In my opinion, the administration of cross sex hormones is the key agent in the enterprise. Not only do they help the individual attain the desired secondary sex characteristics, cross sex hormones seem to have a gender confirming maturation effect on that portion of one's sense of being male or female that until then had apparently been suffering hormonal deprivation. Beyond hormones, we have sex reassignment surgery. Although surgery opens up new possibilities regarding relationships and gender role social status, it still does not delete their gender variant status. The implication here is that there is room between the binary poles for significant satisfaction as long as the individual is given appropriate medication, surgery and space to define themselves.

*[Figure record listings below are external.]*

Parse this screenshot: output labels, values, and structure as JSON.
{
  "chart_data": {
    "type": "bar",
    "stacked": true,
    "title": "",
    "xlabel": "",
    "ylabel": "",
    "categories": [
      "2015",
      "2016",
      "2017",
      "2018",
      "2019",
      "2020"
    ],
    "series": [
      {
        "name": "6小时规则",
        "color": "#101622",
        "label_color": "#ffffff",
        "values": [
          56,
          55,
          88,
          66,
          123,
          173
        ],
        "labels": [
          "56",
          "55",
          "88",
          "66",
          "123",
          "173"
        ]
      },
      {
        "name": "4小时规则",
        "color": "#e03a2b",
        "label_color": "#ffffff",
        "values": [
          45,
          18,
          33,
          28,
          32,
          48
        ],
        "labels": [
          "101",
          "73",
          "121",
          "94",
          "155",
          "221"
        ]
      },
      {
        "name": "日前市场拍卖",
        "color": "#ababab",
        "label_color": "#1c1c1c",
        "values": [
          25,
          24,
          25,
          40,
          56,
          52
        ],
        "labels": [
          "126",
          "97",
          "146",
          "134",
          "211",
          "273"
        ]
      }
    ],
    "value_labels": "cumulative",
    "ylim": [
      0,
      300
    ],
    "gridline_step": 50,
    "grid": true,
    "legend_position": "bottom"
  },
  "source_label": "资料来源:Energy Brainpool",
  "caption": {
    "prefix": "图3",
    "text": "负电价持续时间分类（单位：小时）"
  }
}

For most of us who have been through the process and have rebuilt our lives, being truly male or truly female becomes a moot point. A condition I suspect is common to non sex/gender dimorphic individuals as well. It is common to hear from individuals who have undergone sex-reassignment surgery, some of which were treated as long as 25 years ago, that they have come to realize that they will always remain in the middle ground of the gender spectrum. But importantly, this continues to be far, far better then what their life was like prior to transition.
Lastly-- the term “Sex Change” is also misleading. Technically sex is defined by chromosomal composition at the time of conception. Obviously, no amount of hormonal manipulation or surgery will ever change that. When you combine this with the fact that there is a spectrum of chromosomal variations possible at conception resulting in various intersex conditions, using a binary sex descriptors as positive markers is in reality only relativistic.
Although the term “sex change” is rarely if ever used in professional circles, it is common in the lay press. This indicates to me that there is a large gulf between what specialists in the field of gender issues understand about sexual assignment/reassignment and that of the lay world. I suggest that the term “gender role transition” be used instead. I first heard the term “gender role transition” used three years ago by Rebecca Auge Ph.D. during a peer supervision group. After discussing it in great detail with her, I have since adopted it and encourage others to do so as well.
It is clear that the descriptive language regarding gender issues is evolving. Significantly, much of the gender variant philosophy and associated new language is coming from professionals who are currently experiencing the ‘as lived’ condition. Unlike in the past, the new speak does not emphasis or even hint at pathology, disability or disorder. Instead the new speak is characterized by its inclusiveness and declaration for a full healthy life.
The clinical advantages of using less negative and more aptly descriptive terminology not only help in the psychological recovery of the individual, it helps those around the client to accept the condition and--thereby the client-- upon his or her reentry into society in the new gender role. Outside the therapy office, therapist must continue to expand their and society’s definition of sex/gender expression beyond the current binary sexing system to be more inclusive of the full range of human gender variant possibilities.